Les relevés d'eaux de pluie ont été réalisés par un membre des Amis de la Terre Midi-Pyrénées, dans la commune de Castelnau d'Estrétefonds, en Haute-Garonne, située à une demi-heure de L'Isle-Jourdain. Au mois de mars, le taux d'iode 131 était de 4,9 bequerel/litre, le plus fort de France, et en mai, le taux était descendu au dessous de 0,15 bq/l.

« Le relevé de mars était pour nous inquiétant et nous l'avions mentionné sur notre site Internet » explique un représentant régional de l'association Les Amis de la Terre. « Nous conseillions aux gens de se rapprocher de leur médecin. Mais au bout d'une semaine, nous avons retiré ces recommandations, qui étaient jugées, par certains, trop alarmistes. Par ailleurs, il nous est interdit de préconiser la prise de médicament, comme des cachets d'iode, et surtout, l'Inspection générale de la Santé disait que la prise d'iode n'était pas nécessaire. » Et d'ajouter : « Par contre, nous avons conseillé en mars de ne pas boire de l'eau de pluie, de tenir le bétail à l'abri et de couvrir les jardins. Ces recommandations n'ont plus lieu d'être pour l'instant. »
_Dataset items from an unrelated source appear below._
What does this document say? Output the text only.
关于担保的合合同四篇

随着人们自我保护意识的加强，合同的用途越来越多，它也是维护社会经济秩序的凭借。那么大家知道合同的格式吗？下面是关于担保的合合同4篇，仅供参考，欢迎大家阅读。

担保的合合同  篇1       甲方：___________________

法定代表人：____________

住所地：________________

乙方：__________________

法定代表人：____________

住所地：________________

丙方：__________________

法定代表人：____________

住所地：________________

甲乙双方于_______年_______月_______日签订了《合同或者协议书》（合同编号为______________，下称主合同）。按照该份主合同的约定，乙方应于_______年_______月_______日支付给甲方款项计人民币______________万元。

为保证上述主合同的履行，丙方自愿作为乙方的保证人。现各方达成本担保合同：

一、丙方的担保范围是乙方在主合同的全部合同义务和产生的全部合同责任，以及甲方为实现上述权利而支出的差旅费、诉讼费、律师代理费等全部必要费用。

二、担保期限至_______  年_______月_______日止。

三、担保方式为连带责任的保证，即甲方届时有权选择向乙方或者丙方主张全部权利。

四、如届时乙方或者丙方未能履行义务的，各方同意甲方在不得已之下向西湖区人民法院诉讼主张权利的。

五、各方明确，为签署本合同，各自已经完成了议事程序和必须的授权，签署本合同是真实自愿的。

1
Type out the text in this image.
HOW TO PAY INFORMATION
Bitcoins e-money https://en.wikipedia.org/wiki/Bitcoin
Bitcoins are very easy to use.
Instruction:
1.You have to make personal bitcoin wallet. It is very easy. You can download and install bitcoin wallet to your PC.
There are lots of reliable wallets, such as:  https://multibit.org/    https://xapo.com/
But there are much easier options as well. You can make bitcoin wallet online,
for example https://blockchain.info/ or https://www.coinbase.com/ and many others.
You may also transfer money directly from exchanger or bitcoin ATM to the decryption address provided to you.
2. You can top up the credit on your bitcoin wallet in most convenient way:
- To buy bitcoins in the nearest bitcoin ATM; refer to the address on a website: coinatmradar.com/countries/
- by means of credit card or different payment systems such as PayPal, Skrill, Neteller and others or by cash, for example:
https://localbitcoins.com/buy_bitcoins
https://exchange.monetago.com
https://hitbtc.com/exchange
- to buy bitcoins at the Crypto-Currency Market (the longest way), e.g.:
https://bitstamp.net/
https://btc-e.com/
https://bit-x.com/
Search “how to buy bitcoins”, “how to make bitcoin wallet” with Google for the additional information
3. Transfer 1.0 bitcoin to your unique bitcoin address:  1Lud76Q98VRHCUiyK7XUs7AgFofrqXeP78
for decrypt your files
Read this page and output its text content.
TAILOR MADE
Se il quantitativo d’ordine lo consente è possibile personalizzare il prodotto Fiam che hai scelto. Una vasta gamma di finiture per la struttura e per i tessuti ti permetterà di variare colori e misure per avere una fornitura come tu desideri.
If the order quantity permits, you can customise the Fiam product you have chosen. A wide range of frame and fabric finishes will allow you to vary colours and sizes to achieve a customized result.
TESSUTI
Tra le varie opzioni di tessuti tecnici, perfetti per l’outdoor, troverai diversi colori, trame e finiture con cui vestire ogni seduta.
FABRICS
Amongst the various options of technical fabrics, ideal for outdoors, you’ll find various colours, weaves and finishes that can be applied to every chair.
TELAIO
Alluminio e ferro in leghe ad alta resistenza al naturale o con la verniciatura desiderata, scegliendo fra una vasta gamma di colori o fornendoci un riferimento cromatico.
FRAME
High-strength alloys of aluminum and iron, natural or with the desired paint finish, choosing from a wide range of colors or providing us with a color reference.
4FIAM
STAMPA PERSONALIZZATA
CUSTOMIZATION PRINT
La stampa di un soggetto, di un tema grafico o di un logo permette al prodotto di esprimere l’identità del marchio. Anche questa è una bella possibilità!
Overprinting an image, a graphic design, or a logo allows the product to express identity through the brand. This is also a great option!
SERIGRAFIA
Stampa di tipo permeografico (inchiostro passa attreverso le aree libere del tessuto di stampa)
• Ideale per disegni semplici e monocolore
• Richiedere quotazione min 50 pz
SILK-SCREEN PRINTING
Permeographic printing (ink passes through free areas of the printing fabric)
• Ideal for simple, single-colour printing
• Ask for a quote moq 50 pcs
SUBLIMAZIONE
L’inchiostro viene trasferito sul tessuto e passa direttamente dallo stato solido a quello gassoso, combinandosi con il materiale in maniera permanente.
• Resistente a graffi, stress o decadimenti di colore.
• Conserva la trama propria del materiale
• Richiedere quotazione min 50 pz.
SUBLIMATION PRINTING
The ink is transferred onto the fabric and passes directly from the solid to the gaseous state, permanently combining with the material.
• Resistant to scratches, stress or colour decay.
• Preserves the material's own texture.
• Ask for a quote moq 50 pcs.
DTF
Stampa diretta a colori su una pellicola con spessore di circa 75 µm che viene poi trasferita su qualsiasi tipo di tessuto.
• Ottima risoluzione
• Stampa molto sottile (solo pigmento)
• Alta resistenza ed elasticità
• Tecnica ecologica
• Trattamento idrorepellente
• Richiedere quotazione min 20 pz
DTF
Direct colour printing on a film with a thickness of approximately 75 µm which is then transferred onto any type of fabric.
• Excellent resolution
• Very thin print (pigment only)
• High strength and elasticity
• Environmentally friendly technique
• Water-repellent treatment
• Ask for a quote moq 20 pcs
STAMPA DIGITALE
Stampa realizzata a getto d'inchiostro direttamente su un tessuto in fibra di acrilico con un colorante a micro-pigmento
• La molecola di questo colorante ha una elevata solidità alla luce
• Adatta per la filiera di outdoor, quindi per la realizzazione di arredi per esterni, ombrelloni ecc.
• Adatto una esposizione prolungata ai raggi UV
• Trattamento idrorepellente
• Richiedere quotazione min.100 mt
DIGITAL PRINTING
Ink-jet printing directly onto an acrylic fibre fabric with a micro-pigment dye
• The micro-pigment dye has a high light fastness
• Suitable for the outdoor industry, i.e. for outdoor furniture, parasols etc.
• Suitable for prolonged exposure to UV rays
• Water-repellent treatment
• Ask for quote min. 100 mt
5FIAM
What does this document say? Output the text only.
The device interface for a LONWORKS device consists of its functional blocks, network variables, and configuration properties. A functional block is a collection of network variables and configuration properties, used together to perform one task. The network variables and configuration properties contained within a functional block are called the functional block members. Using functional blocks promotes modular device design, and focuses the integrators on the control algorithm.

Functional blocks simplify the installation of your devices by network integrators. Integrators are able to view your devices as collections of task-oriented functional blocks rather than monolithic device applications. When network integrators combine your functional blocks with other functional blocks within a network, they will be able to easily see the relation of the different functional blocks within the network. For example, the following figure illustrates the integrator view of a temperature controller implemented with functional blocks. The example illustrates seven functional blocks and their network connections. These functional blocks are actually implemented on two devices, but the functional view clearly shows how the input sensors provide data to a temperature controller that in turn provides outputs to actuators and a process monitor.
Du côté de la Criirad, des recommandations ont « également été données, au cours du mois de mars, par voie de communiqué. La commission déconseillait la récupération des eaux de pluie à usage domestique mais estimait que « les personnes qui se sont trouvées sous la pluie sans protection » n'avaient couru aucun risque. « Nous avons également dit que le lait pouvait être contaminé, indique Roland Desbordes, le président de la Criirad, de même que certains végétaux comme les épinards. Nous déconseillions leur consommation aux enfants, aux femmes enceintes et aux femmes qui allaitaient »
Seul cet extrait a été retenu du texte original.